Kavli Institute for Brain & Mind University of California, San Diego La Jolla, CA, 92093, USA; Institut Pasteur, URA 2182, CNRS, F-75015, France; Collège de France, F-75005 Paris, France.
Mol Aspects Med. 2022 Apr;84:101044. doi: 10.1016/j.mam.2021.101044. Epub 2021 Oct 13.
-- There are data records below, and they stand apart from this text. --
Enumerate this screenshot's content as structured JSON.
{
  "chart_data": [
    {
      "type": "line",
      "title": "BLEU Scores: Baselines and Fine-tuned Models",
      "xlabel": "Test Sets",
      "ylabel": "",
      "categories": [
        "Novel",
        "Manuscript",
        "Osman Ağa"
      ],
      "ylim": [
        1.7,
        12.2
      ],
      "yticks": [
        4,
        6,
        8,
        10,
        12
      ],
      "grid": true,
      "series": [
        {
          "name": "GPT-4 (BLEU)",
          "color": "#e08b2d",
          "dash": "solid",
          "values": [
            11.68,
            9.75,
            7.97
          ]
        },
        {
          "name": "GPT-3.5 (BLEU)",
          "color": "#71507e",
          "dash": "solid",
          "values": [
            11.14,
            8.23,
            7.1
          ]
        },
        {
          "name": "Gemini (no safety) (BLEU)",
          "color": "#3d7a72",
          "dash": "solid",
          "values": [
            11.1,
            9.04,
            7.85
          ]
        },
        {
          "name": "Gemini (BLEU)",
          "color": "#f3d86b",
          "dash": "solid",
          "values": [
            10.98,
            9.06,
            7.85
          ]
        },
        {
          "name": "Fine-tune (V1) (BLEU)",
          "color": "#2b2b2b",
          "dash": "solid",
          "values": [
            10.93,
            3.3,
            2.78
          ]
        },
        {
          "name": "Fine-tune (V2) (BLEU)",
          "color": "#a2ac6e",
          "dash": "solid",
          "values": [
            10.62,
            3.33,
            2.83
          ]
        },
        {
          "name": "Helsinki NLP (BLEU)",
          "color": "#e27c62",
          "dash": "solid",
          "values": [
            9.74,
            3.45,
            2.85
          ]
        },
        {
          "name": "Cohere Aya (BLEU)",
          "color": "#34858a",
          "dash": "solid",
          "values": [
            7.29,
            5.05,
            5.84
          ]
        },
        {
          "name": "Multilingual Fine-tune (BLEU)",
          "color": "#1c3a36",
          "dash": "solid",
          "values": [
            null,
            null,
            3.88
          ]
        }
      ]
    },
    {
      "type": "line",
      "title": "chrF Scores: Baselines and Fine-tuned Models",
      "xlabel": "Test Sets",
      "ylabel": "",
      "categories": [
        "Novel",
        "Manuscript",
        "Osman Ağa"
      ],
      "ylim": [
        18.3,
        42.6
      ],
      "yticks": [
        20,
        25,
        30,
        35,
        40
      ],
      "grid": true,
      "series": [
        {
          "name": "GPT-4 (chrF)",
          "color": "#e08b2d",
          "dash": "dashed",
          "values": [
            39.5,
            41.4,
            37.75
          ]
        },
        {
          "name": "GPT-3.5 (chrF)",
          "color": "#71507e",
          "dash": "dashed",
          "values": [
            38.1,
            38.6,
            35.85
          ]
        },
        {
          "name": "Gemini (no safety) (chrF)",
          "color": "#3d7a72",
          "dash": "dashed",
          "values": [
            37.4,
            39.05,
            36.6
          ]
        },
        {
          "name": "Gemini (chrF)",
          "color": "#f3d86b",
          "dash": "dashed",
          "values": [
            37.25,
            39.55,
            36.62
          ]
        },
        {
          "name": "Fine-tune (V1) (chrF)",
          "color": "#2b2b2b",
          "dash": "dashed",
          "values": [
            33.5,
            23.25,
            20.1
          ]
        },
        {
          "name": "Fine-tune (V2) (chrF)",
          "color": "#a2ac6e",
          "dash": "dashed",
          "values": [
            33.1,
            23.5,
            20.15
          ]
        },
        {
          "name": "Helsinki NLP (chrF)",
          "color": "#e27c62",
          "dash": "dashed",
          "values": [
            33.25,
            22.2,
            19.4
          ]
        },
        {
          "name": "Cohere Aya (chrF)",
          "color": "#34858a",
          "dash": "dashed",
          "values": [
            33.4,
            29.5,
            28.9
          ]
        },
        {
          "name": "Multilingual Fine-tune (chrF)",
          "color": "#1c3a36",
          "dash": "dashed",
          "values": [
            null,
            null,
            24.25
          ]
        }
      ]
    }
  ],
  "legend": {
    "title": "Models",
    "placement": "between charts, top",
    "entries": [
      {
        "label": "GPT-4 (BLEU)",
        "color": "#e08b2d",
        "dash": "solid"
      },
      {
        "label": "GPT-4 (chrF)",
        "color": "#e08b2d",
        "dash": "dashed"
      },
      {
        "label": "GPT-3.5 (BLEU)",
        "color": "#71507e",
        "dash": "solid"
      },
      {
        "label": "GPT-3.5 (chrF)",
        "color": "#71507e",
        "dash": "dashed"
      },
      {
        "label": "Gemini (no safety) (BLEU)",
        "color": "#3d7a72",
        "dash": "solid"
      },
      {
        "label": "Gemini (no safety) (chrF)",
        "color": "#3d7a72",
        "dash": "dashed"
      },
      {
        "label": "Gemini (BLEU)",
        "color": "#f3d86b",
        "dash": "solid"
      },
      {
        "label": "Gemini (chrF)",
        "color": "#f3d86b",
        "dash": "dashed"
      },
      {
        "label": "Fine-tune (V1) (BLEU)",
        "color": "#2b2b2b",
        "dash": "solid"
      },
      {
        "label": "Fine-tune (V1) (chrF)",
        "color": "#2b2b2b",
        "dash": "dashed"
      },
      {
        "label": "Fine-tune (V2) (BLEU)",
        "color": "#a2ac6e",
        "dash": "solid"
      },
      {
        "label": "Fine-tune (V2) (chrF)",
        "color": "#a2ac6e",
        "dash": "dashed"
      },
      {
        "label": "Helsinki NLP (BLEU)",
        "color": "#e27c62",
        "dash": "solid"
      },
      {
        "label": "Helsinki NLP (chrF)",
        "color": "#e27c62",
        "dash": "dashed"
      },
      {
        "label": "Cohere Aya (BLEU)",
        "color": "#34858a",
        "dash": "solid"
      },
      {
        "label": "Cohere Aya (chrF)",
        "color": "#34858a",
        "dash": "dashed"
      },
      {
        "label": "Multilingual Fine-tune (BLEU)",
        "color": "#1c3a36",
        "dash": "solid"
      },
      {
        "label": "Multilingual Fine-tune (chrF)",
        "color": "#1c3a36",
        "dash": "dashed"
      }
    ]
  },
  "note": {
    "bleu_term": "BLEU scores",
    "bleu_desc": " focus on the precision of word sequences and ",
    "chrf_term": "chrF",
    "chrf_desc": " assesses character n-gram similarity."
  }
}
We propose an extension and further development of the Monod-Wyman-Changeux model for allosteric transitions of regulatory proteins to brain communications and specifically to neurotransmitters receptors, with the nicotinic acetylcholine receptor (nAChR) as a model of ligand-gated ion channels. The present development offers an expression of the change of the gating isomerization constant caused by pharmacological ligand binding in terms of its value in the absence of ligands and several "modulation factors", which vary with orthosteric ligand binding (agonists/antagonists), allosteric ligand binding (positive allosteric modulators/negative allosteric modulators) and receptor desensitization. The new - explicit - formulation of such "modulation factors", provides expressions for the pharmacological attributes of potency, efficacy, and selectivity for the modulatory ligands (including endogenous neurotransmitters) in terms of their binding affinity for the active, resting, and desensitized states of the receptor. The current formulation provides ways to design neuroactive compounds with a controlled pharmacological profile, opening the field of computational neuro-pharmacology.
我们提出了一种对变构蛋白的莫诺德-怀曼-邱奇模型的扩展和进一步发展,将其应用于脑通讯,特别是神经递质受体,并以烟碱型乙酰胆碱受体(nAChR)作为配体门控离子通道的模型。目前的发展从没有配体存在时的数值及其几个“调节因子”的角度,用配体结合(激动剂/拮抗剂)、变构配体结合(正变构调节剂/负变构调节剂)和受体脱敏来表达药理学配体结合引起的门控异构化常数的变化。这种新的“调节因子”的明确表述,为调节性配体(包括内源性神经递质)的效力、效能和选择性的药理学属性提供了表述,其根据是它们与受体的活性、静息和脱敏状态的结合亲和力。目前的表述为设计具有可控药理学特征的神经活性化合物提供了途径,开辟了计算神经药理学的领域。